Angesichts dieser schwerwiegenden Einschnitte in die Rechtsposition unserer Mandantin handelten wir unverzüglich und erlangten die sofortige Freischaltung des Accounts und die vollständige Wiederherstellung der Onlinepräsenz.
Der Schaden solcher willkürlichen Sperrungen ist jedoch groß. Unsere Mandantin war unmittelbar vor der Bundestagswahl in ihrer Öffentlichkeitsarbeit erheblich eingeschränkt. Das Recht der politischen Parteien auf Chancengleichheit steht in engem Zusammenhang mit den Grundsätzen der Allgemeinheit und Gleichheit der Wahl gem. Art. 38 Abs. 1 Satz 1 GG (vgl. BVerfGE 140, 1 [23]). Da die Sperrung nur einzelnen Parteien gegenüber erfolgt, während andere Parteien weiterhin ohne Einschränkung über die Plattform kommunizieren können, wird der politische Wettbewerb verzerrt. Die Plattform greift damit einseitig in die demokratische Willensbildung ein.
Die Rechtslage:
Höchstrichterliche Rechtsprechung zu Accounsperrungen und der Digital Services Act (DSA)

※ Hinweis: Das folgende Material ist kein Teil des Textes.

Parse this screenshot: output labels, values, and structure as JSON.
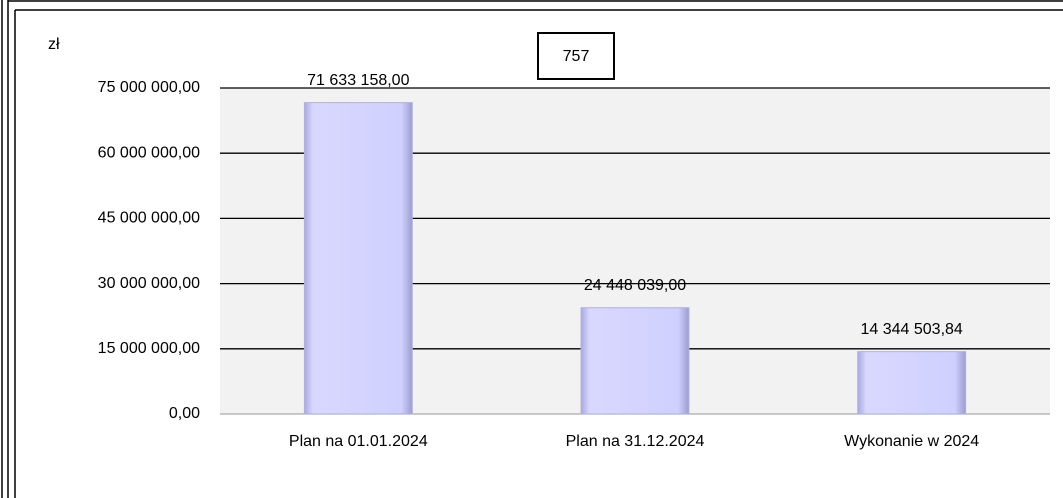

Nach der Rechtsprechung des BGH können Betreiber einer Internetplattform mit einer Vielzahl von Followern nicht uneingeschränkt Verhaltensregeln aufstellen und zu deren Durchsetzung Maßnahmen ergreifen. Vielmehr sind die Grundrechte der Nutzer hinreichend zu berücksichtigen. Für die Entfernung von Inhalten und die Sperrung von Nutzerkonten muss ein sachlicher Grund bestehen. Ein Netzwerkbetreiber darf die aus seiner strukturellen Überlegenheit folgende Entscheidungsmacht nicht dazu nutzen willkürlich einzelne Meinungsäußerungen zu untersagen. Die Entfernungs- und Sperrungsvorbehalte in den Nutzungsbedingungen müssen zudem gewährleisten, dass die darauf gestützten Entscheidungen nachvollziehbar sind und an objektive, überprüfbare Tatbestände anknüpfen (BGH, Urteil vom 29.07.2021 – III ZR 179/20, BGH, Urteil vom 30.10.2009 – V ZR 253/08).
Daraus folgt, dass eine sofortige Sperrung eines Accounts ohne Anhörung rechtswidrig ist. Der Bundesgerichtshof hat hierzu klare prozedurale Vorgaben aufgestellt, welche die Information des betroffenen Nutzers über die gegen ihn ergriffene Maßnahme, die Begründung derselben sowie eine Möglichkeit des Nutzers zur Stellungnahme mit anschließender Neubescheidung umfasst (BGH, Urteil vom 29.07.2021 – III ZR 179/20).
Mit einer Accountsperrung ohne Anhörung und Begründung verstoßen die Plattformbetreiber auch gegen europarechtliche Verpflichtungen aus dem Digital Services Act (DSA). Art. 17 Abs. 1 DSA verpflichtet die Betreiber, ihren Nutzern klare und verständliche Informationen über ihre Moderationspraktiken zu geben. Eine Sperrung, die ohne Begründung oder lediglich mit einem allgemeinen Hinweis auf die Nutzungsbedingungen begründet wird, steht hierzu in klarem Widerspruch.
Auch ein vollautomatisiertes Einspruchsverfahren ohne Anhörungsmöglichkeit erfüllt nicht die Anforderungen an ein wirksames Beschwerdemanagementsystem gemäß Art. 20 Abs. 1 DSA. Das Recht des Nutzers auf Anhörung wird hierdurch ausgehöhlt. Eine sorgfältige Verhältnismäßigkeitsprüfung, die mit Blick auf betroffene Grundrechte erforderlich wäre, ist keinesfalls denkbar.